Le déni se lit aussi dans le prisme économique dans lequel la réponse dominante se construit. Caricaturons un peu. Tout passerait par la résolution de la question de l’emploi. A droite, et là Macron s’y retrouve, on croit à l’emploi coûte que coûte. L’autonomie viendrait avec l’emploi. Il faut donc tout mettre sur l’emploi. Macron n’a t-il pas déclaré à propos des jeunes pédalant pour Deliveroo à 4 euros de l’heure: « qu’est ce qu’on leur a proposé de mieux depuis 10 ans ? » C’est là encore une bombe à retardement FN que d’admettre cela. A gauche, pas mieux, trop souvent encore, il s’agit d’une protection aveugle et sans condition.

Un nouveau contrat

Pour s’en sortir, un perdant n’a besoin ni d’une autonomie forcée qu’il n’est pas capable d’assumer, ni d’aides automatiques infantilisantes.

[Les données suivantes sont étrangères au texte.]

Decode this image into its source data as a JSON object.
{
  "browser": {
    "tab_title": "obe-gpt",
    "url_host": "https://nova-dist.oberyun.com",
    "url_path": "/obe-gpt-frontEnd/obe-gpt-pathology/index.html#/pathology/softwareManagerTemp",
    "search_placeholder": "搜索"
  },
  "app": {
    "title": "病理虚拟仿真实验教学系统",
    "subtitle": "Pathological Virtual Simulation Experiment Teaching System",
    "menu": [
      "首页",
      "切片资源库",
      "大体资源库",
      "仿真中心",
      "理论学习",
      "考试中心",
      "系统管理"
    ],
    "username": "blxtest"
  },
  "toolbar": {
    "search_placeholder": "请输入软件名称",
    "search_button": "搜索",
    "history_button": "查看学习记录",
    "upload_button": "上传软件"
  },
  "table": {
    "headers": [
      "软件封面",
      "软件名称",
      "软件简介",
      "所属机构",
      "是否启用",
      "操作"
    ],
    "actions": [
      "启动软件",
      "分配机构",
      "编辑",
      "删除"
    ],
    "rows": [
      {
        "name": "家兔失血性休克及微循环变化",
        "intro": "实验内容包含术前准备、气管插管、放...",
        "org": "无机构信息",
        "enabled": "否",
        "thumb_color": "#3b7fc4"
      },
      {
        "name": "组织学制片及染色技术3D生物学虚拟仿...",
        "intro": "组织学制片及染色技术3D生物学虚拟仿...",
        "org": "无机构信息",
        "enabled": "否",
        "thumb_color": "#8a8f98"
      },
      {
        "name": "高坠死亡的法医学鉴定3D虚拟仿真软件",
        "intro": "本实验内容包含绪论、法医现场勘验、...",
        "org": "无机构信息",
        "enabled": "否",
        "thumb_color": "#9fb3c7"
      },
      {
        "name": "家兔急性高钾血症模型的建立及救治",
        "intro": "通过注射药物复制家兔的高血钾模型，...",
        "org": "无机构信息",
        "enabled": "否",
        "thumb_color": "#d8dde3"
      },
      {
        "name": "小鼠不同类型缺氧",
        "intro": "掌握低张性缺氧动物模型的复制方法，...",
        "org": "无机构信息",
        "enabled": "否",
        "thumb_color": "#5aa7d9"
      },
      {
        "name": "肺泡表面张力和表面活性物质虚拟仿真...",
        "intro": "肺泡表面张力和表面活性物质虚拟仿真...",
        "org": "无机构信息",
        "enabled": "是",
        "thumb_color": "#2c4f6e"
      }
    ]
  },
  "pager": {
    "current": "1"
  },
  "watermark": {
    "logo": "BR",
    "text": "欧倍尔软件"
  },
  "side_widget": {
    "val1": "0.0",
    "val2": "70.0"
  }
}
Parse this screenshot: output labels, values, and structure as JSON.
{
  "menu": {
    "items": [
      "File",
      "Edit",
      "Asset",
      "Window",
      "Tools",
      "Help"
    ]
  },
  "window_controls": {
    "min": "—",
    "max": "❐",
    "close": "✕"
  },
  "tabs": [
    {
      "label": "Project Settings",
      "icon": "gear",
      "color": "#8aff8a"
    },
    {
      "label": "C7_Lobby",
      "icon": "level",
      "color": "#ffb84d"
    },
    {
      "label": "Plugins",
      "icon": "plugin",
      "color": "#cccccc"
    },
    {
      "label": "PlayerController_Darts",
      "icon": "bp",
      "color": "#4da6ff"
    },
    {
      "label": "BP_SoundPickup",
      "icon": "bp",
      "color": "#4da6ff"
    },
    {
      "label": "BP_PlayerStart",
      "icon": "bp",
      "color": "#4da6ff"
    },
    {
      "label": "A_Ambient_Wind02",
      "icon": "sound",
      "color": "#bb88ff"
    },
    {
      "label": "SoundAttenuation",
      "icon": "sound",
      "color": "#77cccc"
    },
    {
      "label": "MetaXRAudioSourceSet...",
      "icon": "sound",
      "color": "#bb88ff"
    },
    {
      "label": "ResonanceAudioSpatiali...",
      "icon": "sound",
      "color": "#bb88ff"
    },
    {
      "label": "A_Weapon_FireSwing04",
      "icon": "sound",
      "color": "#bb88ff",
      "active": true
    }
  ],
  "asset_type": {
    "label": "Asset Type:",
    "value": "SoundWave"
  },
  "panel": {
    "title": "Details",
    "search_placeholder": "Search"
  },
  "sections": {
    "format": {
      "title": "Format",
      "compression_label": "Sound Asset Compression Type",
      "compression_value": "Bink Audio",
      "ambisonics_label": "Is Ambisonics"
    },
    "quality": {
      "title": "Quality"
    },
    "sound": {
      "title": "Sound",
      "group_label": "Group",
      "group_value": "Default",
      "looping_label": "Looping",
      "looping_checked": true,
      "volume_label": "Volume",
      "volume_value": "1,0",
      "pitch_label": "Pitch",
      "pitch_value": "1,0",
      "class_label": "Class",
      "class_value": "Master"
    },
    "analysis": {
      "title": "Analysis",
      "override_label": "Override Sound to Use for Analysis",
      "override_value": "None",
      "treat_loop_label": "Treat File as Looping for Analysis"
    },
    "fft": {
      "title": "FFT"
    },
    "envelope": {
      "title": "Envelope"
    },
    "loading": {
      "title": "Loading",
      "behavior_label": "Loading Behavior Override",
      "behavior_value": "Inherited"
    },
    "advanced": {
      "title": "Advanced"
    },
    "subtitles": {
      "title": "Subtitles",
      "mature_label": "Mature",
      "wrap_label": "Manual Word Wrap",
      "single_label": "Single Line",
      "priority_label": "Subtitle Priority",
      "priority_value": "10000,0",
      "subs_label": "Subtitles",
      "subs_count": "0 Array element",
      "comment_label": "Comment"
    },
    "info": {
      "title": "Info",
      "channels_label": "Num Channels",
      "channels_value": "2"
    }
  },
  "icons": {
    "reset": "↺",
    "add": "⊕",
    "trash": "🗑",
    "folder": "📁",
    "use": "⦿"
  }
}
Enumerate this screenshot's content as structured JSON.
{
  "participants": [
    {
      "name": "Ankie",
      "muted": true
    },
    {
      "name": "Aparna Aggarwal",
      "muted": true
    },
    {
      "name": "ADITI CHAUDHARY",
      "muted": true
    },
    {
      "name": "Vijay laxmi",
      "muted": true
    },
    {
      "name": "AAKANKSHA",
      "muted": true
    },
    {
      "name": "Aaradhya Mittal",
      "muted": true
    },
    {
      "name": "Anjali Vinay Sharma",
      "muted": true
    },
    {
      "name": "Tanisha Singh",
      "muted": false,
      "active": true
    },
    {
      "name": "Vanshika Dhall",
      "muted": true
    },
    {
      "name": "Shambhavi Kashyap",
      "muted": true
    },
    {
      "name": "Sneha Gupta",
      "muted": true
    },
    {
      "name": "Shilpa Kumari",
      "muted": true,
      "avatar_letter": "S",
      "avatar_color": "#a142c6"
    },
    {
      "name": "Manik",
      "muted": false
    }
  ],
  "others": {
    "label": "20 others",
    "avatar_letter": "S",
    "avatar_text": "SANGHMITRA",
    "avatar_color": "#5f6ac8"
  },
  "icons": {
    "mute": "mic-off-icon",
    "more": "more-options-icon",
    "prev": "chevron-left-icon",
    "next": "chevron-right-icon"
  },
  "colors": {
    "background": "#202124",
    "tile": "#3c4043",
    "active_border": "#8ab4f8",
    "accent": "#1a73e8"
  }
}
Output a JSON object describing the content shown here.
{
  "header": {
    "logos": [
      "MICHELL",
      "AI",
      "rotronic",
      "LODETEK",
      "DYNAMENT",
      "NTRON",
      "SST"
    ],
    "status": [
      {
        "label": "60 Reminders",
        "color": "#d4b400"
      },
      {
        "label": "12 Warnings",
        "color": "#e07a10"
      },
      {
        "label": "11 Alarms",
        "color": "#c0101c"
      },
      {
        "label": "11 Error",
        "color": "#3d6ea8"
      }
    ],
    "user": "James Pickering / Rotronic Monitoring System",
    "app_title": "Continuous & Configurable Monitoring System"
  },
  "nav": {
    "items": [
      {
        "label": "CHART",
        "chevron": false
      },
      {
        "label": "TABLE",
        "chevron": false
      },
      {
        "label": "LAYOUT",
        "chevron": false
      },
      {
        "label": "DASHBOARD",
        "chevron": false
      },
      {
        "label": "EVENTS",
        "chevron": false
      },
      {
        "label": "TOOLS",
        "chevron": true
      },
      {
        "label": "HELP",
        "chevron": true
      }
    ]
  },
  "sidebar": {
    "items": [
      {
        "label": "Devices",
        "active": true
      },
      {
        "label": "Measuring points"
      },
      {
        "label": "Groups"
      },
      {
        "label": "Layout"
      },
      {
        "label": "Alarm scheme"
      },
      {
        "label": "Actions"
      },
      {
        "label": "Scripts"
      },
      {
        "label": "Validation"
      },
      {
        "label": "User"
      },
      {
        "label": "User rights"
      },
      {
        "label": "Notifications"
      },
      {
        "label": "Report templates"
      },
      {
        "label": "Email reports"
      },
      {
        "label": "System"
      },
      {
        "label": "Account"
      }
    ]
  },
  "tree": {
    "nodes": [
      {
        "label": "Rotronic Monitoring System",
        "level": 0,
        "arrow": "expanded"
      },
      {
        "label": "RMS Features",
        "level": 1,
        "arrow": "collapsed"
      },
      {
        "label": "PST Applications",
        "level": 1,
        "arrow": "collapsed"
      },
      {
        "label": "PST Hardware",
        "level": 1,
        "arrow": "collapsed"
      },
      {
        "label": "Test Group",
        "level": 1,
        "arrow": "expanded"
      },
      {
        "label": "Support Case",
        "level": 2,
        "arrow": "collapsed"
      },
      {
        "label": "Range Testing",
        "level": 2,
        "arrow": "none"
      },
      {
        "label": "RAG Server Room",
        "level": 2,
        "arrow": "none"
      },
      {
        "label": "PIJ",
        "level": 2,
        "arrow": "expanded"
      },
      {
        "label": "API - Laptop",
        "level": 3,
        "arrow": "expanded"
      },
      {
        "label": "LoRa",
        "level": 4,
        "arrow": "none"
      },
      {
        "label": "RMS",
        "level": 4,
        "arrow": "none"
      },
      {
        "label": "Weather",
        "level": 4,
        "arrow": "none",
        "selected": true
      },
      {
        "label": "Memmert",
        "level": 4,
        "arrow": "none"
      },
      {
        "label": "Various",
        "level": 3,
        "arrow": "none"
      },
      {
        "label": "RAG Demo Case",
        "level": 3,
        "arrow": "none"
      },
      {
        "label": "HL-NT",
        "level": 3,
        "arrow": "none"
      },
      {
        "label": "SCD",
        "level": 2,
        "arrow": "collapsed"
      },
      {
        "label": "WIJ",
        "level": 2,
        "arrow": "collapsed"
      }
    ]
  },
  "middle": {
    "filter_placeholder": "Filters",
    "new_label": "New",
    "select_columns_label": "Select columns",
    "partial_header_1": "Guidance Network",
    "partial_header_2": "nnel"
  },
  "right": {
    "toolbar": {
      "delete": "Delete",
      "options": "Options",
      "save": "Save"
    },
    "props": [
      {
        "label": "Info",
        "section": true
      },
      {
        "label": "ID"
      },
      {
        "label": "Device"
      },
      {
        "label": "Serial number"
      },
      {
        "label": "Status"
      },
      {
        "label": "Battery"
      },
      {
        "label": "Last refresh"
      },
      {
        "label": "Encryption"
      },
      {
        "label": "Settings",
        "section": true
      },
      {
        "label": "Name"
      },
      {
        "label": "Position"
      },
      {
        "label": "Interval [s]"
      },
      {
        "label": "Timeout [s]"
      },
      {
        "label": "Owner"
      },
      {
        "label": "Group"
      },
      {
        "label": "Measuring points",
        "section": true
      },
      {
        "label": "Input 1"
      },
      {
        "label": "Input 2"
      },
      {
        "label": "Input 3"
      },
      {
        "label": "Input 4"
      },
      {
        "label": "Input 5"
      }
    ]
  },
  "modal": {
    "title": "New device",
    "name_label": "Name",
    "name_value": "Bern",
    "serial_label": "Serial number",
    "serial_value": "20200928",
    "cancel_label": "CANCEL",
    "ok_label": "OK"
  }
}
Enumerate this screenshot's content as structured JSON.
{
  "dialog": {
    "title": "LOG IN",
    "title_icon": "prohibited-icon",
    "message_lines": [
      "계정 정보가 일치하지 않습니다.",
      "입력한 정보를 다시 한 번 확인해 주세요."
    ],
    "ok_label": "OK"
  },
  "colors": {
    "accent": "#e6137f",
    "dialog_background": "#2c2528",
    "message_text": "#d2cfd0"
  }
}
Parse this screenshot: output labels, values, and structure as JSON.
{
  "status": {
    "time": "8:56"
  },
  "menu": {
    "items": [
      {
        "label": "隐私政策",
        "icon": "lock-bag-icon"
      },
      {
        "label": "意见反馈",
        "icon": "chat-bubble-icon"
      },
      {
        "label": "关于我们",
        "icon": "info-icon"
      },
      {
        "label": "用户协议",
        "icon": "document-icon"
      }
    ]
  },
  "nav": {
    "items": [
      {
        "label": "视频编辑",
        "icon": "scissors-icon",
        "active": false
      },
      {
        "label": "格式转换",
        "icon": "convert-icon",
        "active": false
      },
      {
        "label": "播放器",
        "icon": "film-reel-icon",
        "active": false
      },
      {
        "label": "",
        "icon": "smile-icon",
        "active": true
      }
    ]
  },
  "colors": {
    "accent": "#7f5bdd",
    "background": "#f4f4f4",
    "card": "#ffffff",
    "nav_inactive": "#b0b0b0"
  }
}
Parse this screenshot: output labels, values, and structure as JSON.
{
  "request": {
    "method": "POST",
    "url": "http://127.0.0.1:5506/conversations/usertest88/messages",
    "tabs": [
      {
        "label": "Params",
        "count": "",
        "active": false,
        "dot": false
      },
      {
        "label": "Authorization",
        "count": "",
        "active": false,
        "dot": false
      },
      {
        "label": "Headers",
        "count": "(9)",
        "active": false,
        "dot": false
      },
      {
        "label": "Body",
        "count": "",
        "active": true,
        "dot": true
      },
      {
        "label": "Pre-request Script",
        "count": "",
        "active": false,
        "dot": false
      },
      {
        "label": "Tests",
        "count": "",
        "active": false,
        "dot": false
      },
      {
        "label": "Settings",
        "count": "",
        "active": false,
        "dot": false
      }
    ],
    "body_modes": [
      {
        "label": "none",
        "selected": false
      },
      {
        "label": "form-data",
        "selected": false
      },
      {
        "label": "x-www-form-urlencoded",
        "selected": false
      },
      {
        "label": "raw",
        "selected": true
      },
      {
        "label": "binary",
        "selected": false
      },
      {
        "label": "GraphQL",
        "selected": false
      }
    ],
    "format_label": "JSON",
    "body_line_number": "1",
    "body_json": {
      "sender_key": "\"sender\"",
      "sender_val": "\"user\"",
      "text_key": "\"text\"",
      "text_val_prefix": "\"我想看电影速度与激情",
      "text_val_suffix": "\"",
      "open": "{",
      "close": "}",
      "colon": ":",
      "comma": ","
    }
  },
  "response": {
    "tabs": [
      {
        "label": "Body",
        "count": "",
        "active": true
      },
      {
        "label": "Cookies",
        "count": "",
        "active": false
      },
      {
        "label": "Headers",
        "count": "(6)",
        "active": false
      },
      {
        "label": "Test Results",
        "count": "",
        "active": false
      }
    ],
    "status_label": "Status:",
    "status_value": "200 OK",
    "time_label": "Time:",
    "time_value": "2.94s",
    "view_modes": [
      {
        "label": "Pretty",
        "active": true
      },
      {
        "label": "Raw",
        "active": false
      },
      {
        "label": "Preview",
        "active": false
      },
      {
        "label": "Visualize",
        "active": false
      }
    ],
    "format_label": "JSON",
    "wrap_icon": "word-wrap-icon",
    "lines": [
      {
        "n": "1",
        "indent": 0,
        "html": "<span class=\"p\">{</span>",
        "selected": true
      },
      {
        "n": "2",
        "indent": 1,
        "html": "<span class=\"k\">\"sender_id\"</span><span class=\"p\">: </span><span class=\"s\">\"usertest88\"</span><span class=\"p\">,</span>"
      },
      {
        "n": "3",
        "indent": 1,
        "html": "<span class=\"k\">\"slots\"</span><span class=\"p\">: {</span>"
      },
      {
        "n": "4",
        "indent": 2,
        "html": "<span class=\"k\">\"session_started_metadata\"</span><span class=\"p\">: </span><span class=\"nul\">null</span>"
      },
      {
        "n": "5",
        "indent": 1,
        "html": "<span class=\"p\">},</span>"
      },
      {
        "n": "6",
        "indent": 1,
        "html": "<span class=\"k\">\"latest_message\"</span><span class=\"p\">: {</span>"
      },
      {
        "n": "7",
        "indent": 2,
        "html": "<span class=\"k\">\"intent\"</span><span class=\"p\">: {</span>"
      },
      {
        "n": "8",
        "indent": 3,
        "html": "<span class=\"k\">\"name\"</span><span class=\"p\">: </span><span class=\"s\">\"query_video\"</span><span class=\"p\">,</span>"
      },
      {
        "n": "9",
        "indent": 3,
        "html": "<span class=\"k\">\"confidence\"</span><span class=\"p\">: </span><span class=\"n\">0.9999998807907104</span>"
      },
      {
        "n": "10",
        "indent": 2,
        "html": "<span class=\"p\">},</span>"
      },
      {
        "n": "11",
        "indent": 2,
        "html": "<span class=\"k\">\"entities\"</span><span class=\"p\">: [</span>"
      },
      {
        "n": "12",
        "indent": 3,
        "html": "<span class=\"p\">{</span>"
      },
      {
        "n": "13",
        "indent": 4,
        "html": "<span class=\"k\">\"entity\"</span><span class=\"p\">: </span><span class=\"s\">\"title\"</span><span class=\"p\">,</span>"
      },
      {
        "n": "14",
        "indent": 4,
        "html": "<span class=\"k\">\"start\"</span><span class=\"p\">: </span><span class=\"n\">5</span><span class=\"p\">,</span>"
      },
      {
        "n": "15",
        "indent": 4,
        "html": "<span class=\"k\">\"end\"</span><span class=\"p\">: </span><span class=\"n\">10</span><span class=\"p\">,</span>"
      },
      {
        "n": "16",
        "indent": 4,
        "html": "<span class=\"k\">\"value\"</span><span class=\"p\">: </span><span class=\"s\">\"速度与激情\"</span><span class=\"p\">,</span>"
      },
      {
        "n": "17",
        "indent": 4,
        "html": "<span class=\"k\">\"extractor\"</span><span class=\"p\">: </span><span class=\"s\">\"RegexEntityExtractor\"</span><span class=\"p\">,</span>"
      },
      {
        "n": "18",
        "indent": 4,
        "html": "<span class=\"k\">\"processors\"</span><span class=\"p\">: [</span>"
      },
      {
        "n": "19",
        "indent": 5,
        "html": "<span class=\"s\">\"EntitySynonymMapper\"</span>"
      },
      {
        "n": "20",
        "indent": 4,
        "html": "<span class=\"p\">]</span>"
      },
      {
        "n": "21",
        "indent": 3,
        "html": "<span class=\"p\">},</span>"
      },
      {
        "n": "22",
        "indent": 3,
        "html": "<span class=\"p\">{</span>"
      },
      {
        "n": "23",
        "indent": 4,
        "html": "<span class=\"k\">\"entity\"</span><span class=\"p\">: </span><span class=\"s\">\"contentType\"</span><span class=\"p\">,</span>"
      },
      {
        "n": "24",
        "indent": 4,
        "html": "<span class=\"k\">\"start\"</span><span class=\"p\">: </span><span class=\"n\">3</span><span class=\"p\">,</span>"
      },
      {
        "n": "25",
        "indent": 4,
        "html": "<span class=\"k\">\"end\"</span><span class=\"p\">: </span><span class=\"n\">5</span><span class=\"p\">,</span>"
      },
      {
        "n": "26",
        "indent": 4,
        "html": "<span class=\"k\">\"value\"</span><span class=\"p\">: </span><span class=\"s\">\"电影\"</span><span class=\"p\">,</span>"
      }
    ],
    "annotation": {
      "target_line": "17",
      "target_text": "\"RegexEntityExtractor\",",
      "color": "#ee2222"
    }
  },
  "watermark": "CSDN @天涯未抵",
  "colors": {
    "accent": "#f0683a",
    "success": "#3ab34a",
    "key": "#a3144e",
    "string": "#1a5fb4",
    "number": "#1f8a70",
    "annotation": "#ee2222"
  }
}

Il lui faut s’engager dans un contrat. Social. Thérapeutique. Economique. Celui dont chaque personne en difficulté personnelle psychique physique ou professionnelle doit signer avec ceux qui sont là pour l’aider. Signer avant tout avec lui même.

Sauter du cercle vicieux au cercle vertueux

Le revenu universel, bien expliqué et bien compris, revu par rapport à sa première mouture, me parait redéfinir la notion d’emploi pour la tirer vers la notion de contrat social. L’emploi est une notion plus réductrice que la notion de travail que le revenu universel reconnaît et qui peut prendre d’autres formes que l’emploi (travail associatif, travail artistique, travail sur soi …) Le revenu universel doit évoluer vers une forme de redéfinition du contrat social. Ce peut être une passerelle pour les perdants pour sauter du cercle vicieux au cercle vertueux. Sans oublier d’où ils viennent.

C’est en tout cas un vrai débat d’avenir capable de nous sortir du déni des gagnants.